Depuis la mi-décembre, la plupart des grosses compagnies maritimes internationales ont décidé de dérouter leur navire pour éviter le passage par le canal de Suez, par lequel transite habituellement 12% du commerce mondial.
Les vaisseaux contournent désormais l’Afrique en passant par le cap de Bonne Espérance, ce qui rallonge le voyage entre l’Asie et l’Europe de 10 à 20 jours en moyenne, selon Arthur Barillas, directeur général d’Ovrsea, un commissionnaire de transport.
Les compagnies maritimes ont déjà annoncé des hausses de tarif importantes pour couvrir les frais liés à ce détour. CMA CGM a doublé le prix d’un conteneur de 40 pieds entre l’Asie et la Méditerranée (3.000 à 6.000 dollars).
Même chose pour le leader du secteur, l’italo-suisse MSC, dont les tarifs sont passés de 2.900 à 5.900 dollars pour le transport d’un conteneur de 40 pieds sur le même trajet.
Les attaques des rebelles Houthis en mer Rouge – 23 depuis le 19 octobre selon l’armée américaine – en représailles des bombardements israéliens sur Gaza ont conduit à ces soudaines hausses de tarif, mais pas seulement.
– Nouvel an chinois –
« Il y a un vrai afflux en provenance d’Asie », explique Arthur Barillas. Jusqu’au Nouvel an chinois, le 10 février prochain, « tous les bateaux sont pleins », assure-t-il.
Les clients se pressent de faire acheminer leurs marchandises avant ces célébrations qui mettent le pays, premier exportateur mondial, à l’arrêt pendant une semaine.
Face à cela, « la concurrence réagit de manière uniforme.

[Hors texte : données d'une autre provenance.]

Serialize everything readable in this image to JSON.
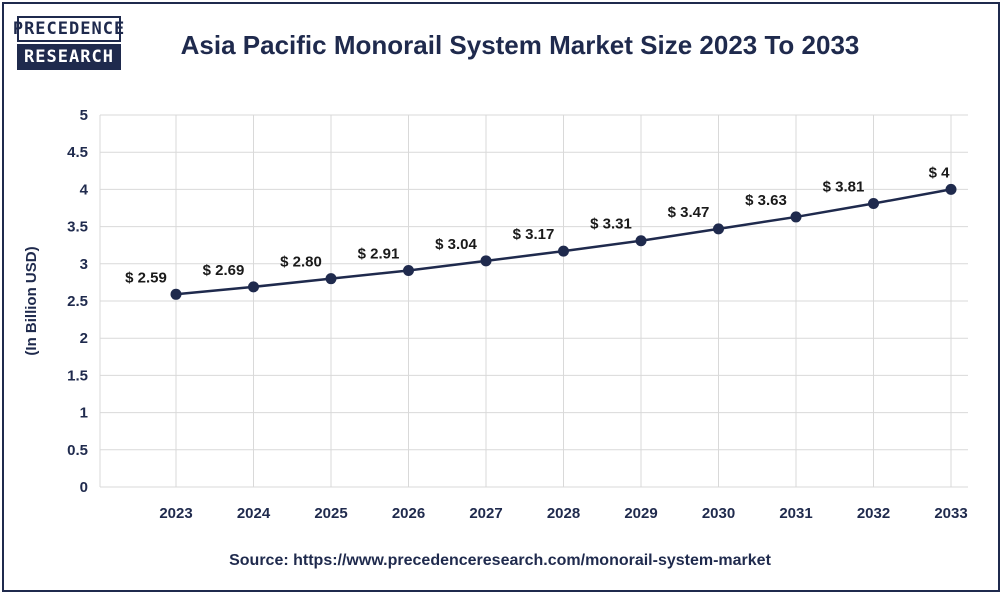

Il y a dix compagnies qui se partagent 80 à 90 % du volume (de marchandises) transporté et toutes affichent des taux très élevés car les bateaux sont pleins », souligne-t-il.
L’un des indicateurs de référence pour mesurer le taux (tarif) de fret des marchandises acheminées depuis la Chine, le Shanghai Contenarized Freight Index (SCFI), a quasiment doublé en quelques semaines.
Une hausse aussi brutale rappelle les années Covid, au cours desquelles les taux de fret avaient atteint des niveaux inédits dans l’histoire du transport maritime international en raison de la désorganisation des chaînes logistiques.
Cependant, « tout le monde ne paye pas le double. Seulement quelques uns », assure Niels Rasmussen, analyste en chef pour Bimco, principale association mondiale de transporteurs maritimes.
En effet, la plupart des entreprises ne paient pas les taux « spot » mais ont des contrats de long terme avec les grandes compagnies maritimes. « Si vous regardez le tarif moyen pour tout ce qui sort de Chine et passe par la majeure partie de l’Europe et de la Méditerranée, vous constaterez que l’augmentation est de 15 à 20 % », précise M. Rasmussen.
– Elections à Taïwan –
Les professionnels constatent aussi une pénurie de conteneurs en Asie en raison de la durée plus longue des voyages.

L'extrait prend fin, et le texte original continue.